My new "Think Again" column is called “The Era of the ‘One Percent’” and it’s here.
There’s a Le Monde Diplomatique podcast about my new article in that paper, here.
Oh, and this for The Guardian on "Occupy Wall Street."
I went to a few events at The New Yorker festival last weekend. By far the most interesting was David Remnick’s interview of Jonathan Franzen. (I am a big Franzen booster.) Anyway, it was all pretty interesting, but the moment of actual drama came when Franzen was discussing David Foster Wallace and told Remnick that Wallace felt free to make stuff up for his non-fiction, including, particularly his famous cruise piece for Harper’s. Assuming that’s true, it makes my not-nearly-as famous cruise piece for The Nation (“Heart of Whiteness,” about the National Review cruise to Alaska) perhaps the funniest piece in recent history about a cruise that is also true. I know that it’s not for me to say, but it was funny, thanks in large measure to how funny those National Review folks were. But anyway, I’m not sure Franzen should have said it, and Remnick appeared awfully surprised, but he also mentioned that Wallace never published any non-fiction in The New Yorker.
The other news is that Franzen is writing a four-season, thirty-year version of The Corrections for HBO.
So I went to see George Thorgood last week at BB King’s, for the first time since I saw him at the Bottom Line in 1977 or so. First thing that happened was the guy next to me wanted to discuss Neitzsche, I swear. (He was ABD in German intellectual history, I think.) When I told him I was partial to Gramsci in certain circumstances, he lost interest. Anyway, Thorogood. Well, the set has hardly changed since I last saw it. That was just fine with me, the old songs are still great and George still plays ‘em like they’re new. Still, he’s got a new cd which is a tribute to Chess Records, appropriately called “2120 South Michigan Ave” which could have used a bit more love, since it’s pretty great too.

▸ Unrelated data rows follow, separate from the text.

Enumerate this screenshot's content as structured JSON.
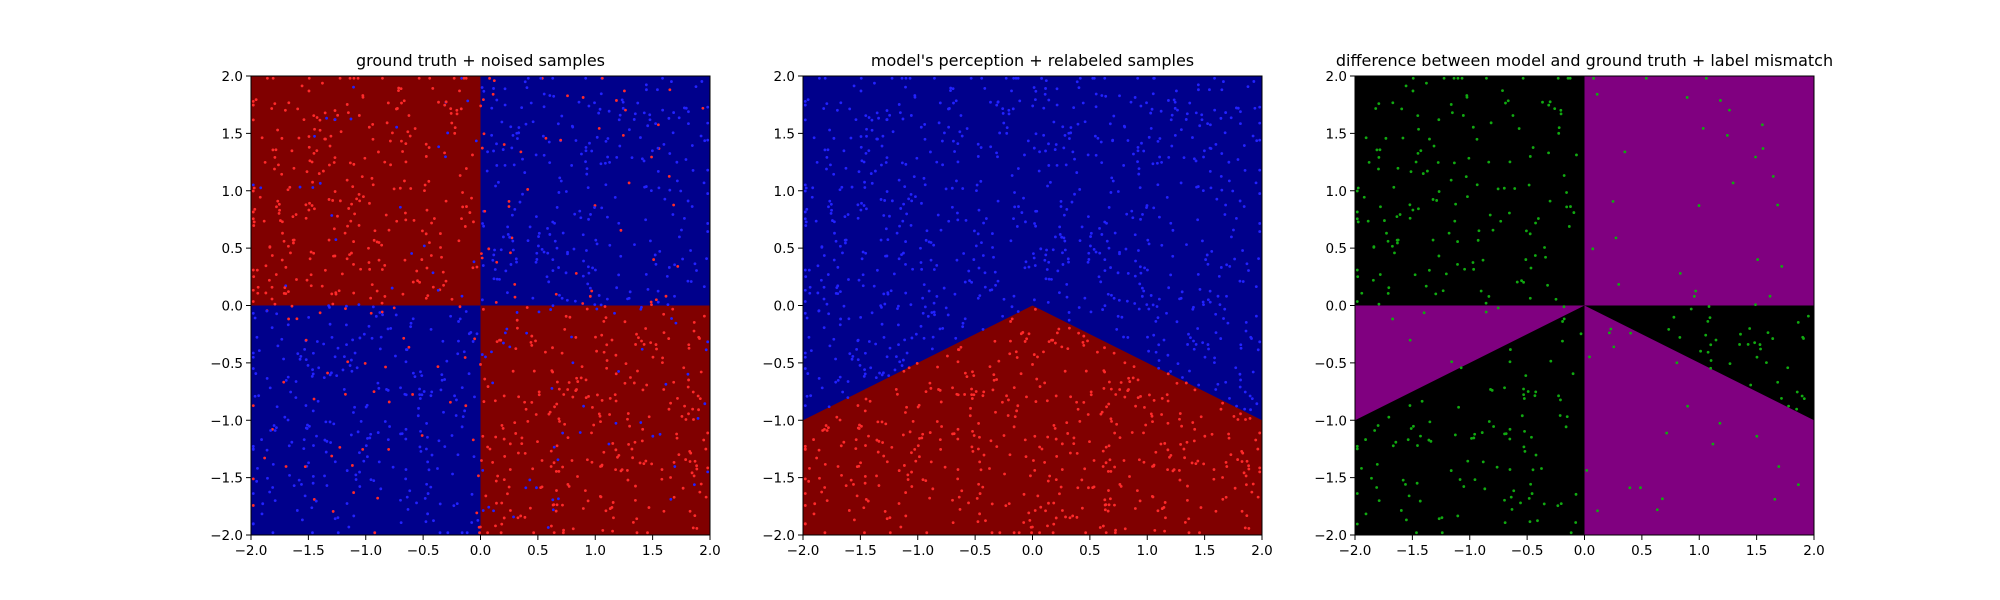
{
  "colors": {
    "red": "#800000",
    "blue": "#00008b",
    "black": "#000000",
    "purple": "#800080",
    "point_red": "#ff2a2a",
    "point_blue": "#2222ff",
    "point_green": "#11aa11"
  },
  "chart_data": [
    {
      "type": "scatter",
      "title": "ground truth + noised samples",
      "xlim": [
        -2,
        2
      ],
      "ylim": [
        -2,
        2
      ],
      "xticks": [
        "−2.0",
        "−1.5",
        "−1.0",
        "−0.5",
        "0.0",
        "0.5",
        "1.0",
        "1.5",
        "2.0"
      ],
      "yticks": [
        "−2.0",
        "−1.5",
        "−1.0",
        "−0.5",
        "0.0",
        "0.5",
        "1.0",
        "1.5",
        "2.0"
      ],
      "background": "quadrants: red where x*y<0, blue where x*y>0",
      "series": [
        {
          "label": "red samples",
          "color": "point_red",
          "count": 650
        },
        {
          "label": "blue samples",
          "color": "point_blue",
          "count": 650
        }
      ]
    },
    {
      "type": "scatter",
      "title": "model's perception + relabeled samples",
      "xlim": [
        -2,
        2
      ],
      "ylim": [
        -2,
        2
      ],
      "xticks": [
        "−2.0",
        "−1.5",
        "−1.0",
        "−0.5",
        "0.0",
        "0.5",
        "1.0",
        "1.5",
        "2.0"
      ],
      "yticks": [
        "−2.0",
        "−1.5",
        "−1.0",
        "−0.5",
        "0.0",
        "0.5",
        "1.0",
        "1.5",
        "2.0"
      ],
      "background": "blue above a wedge boundary (y = 0.5*x for x<0, y = -0.5*x for x>0), red below",
      "series": [
        {
          "label": "red samples",
          "color": "point_red",
          "count": 650
        },
        {
          "label": "blue samples",
          "color": "point_blue",
          "count": 650
        }
      ]
    },
    {
      "type": "scatter",
      "title": "difference between model and ground truth + label mismatch",
      "xlim": [
        -2,
        2
      ],
      "ylim": [
        -2,
        2
      ],
      "xticks": [
        "−2.0",
        "−1.5",
        "−1.0",
        "−0.5",
        "0.0",
        "0.5",
        "1.0",
        "1.5",
        "2.0"
      ],
      "yticks": [
        "−2.0",
        "−1.5",
        "−1.0",
        "−0.5",
        "0.0",
        "0.5",
        "1.0",
        "1.5",
        "2.0"
      ],
      "background": "purple where model differs from ground truth, black where they agree",
      "series": [
        {
          "label": "mismatched samples",
          "color": "point_green",
          "count": 420
        }
      ]
    }
  ]
}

But on to the main events. This being the season when the record companies are readying their holiday big ticket items, there are a quite a few of them. So get your wallets ready for:
Pink Floyd: The Discovery Studio Album Box Set
I have done my due diligence, people, and listened to every single one of these. 14 albums—all of their studio work– digitally remastered by James Guthrie. They sound just incredible and are, believe it or not, rather modestly packaged to fit into a nice box with a booklet devoted to Floydish artwork and full lyrics to all the albums in the sleeves. (Packaging and booklets created by the band’s long-time artwork collaborator Storm Thorgerson).